Il y avait quatre ans que j’étais à Rio-de-Janeiro. J’habitais aux environs de la ville, un peu au-dessus de Botafogo, une de ces maisons à un seul étage, sans rez-de-chaussée, qu’on nomme là-bas casas assobradadas, et qui, dans ce climat humide, offrent des conditions plus complètes de salubrité.

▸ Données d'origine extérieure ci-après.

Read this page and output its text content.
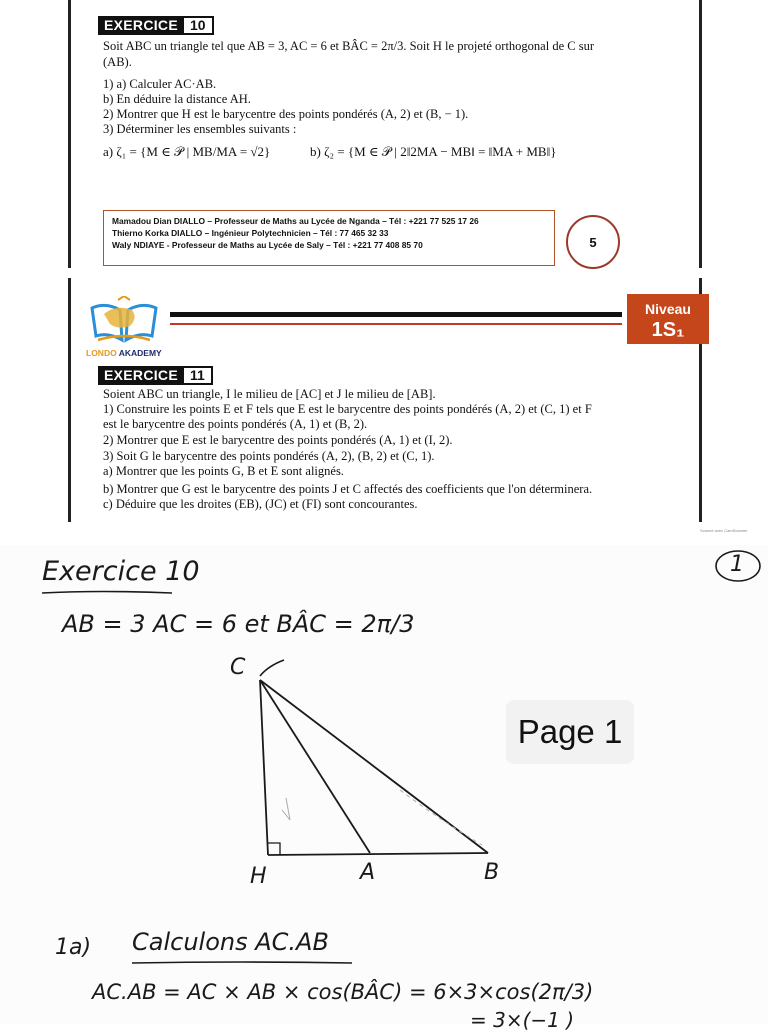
EXERCICE 10
Soit ABC un triangle tel que AB = 3, AC = 6 et BÂC = 2π/3. Soit H le projeté orthogonal de C sur
(AB).
1) a) Calculer AC·AB.
b) En déduire la distance AH.
2) Montrer que H est le barycentre des points pondérés (A, 2) et (B, − 1).
3) Déterminer les ensembles suivants :
a) ζ₁ = {M ∈ 𝒫 | MB/MA = √2}	b) ζ₂ = {M ∈ 𝒫 | 2‖2MA − MB‖ = ‖MA + MB‖}
Mamadou Dian DIALLO – Professeur de Maths au Lycée de Nganda – Tél : +221 77 525 17 26
Thierno Korka DIALLO – Ingénieur Polytechnicien – Tél : 77 465 32 33
Waly NDIAYE - Professeur de Maths au Lycée de Saly – Tél : +221 77 408 85 70	5
LONDO AKADEMY
Niveau
1S₁
EXERCICE 11
Soient ABC un triangle, I le milieu de [AC] et J le milieu de [AB].
1) Construire les points E et F tels que E est le barycentre des points pondérés (A, 2) et (C, 1) et F
est le barycentre des points pondérés (A, 1) et (B, 2).
2) Montrer que E est le barycentre des points pondérés (A, 1) et (I, 2).
3) Soit G le barycentre des points pondérés (A, 2), (B, 2) et (C, 1).
a) Montrer que les points G, B et E sont alignés.
b) Montrer que G est le barycentre des points J et C affectés des coefficients que l'on déterminera.
c) Déduire que les droites (EB), (JC) et (FI) sont concourantes.
Scanné avec CamScanner
Exercice 10	1
AB = 3 AC = 6 et BÂC = 2π/3
C
H	A	B
Page 1
1a) Calculons AC.AB
AC.AB = AC × AB × cos(BÂC) = 6×3×cos(2π/3)
= 3×(−1 )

Celle-ci était pittoresquement juchée au flanc d’un des nombreux mornes qui se détachent de la sierra da Tijuca, dans le fouillis de verdure d’un jardin qu’on eût dit taillé en pleine forêt vierge : l’enchevêtrement le plus extraordinaire de palmiers, de mimosas, de figuiers, de fougères et de tous ces arbrisseaux inconnus qu’on groupe au Brésil sous le nom générique de lianes.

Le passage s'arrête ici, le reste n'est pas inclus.